Abstract

Currently, image copy–move forgery issues have brought increasingly serious problems to the social fields. Many research have been devoted to address the image copy–move forgery issues. However, image copy–move forgery detection (CMFD) is still a challenging problem to image forensics. This paper proposes a coarse-to-fine detection method fusing the superiorities of both keypoint-based and block-based methods. The fusion method gets good geometric invariances of keypoint-based methods and good matching robustness with the invariant moment of block-based methods. In the coarse detection stage, a robust SIFT descriptor is used to extract the candidate keypoints, and then the 2NN test is applied to match the suspicious keypoint couples. The proposed three-pass filtering relying on the Euclidean distance, scaling coefficient ratio, and correlation coefficient of block-based features, remove the false-positive outlier couples.
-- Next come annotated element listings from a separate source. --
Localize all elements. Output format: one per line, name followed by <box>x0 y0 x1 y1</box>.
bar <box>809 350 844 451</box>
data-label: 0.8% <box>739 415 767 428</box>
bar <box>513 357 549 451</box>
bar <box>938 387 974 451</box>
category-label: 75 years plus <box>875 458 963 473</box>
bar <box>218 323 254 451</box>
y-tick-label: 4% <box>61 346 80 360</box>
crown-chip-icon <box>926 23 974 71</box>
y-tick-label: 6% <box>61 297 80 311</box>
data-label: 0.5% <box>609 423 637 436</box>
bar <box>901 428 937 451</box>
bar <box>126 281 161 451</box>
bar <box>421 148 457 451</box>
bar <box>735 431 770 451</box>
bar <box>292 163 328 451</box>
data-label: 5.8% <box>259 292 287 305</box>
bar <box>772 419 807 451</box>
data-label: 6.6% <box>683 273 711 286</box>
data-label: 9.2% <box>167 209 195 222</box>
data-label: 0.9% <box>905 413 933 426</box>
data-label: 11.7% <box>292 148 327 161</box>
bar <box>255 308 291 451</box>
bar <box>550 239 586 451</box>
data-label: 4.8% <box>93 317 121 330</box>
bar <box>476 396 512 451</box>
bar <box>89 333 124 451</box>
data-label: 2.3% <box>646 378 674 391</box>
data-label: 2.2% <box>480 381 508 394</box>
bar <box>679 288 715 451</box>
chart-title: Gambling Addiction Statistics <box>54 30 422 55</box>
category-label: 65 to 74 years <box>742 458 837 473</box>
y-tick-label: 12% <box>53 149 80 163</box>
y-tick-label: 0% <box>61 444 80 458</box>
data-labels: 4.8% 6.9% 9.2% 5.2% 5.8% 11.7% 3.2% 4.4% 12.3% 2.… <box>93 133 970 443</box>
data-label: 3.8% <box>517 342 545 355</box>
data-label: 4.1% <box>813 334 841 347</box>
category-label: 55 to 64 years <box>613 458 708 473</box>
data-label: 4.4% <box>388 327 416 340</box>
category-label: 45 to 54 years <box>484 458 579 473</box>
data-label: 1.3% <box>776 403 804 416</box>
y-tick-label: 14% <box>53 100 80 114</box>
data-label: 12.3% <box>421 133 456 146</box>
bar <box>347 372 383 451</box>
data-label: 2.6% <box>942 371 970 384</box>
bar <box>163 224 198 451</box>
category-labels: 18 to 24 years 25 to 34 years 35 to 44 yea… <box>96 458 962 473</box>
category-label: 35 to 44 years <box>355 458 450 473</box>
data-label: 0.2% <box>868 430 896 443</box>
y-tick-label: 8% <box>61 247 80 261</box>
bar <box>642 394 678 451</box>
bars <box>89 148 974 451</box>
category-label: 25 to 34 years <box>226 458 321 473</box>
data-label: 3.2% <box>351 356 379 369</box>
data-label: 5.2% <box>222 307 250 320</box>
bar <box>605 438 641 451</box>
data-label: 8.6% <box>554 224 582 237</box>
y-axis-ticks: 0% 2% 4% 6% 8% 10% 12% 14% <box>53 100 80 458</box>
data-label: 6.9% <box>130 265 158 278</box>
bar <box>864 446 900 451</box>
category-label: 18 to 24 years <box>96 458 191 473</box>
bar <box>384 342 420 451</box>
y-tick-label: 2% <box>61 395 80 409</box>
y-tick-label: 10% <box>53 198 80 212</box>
Finally, the scaling coefficient ratio statistics of the remaining keypoint couples get the scaling coefficient ratio between the size of copied/pasted or pasted/copied snippets. In the fine detection stage, the block-based thought relying on the scaling coefficient ratio uses the DAFMT to extract the block-based features of multiple scaling levels. Subsequently, LSH is presented to classify block features and finally indicate the fine forgery snippets. Finally, the morphological operations are presented to indicate the forgery accurately. The benchmark IMD and CoMoFoD image copy–move datasets are used to measure the performances between the proposed fusion method and the state-of-the-art CMFD methods. The numerous experimental results demonstrate that the proposed fusion method achieves nearly the best performances to resist various attacks, especially large-scaling attacks, among the compared state-of-the-art methods.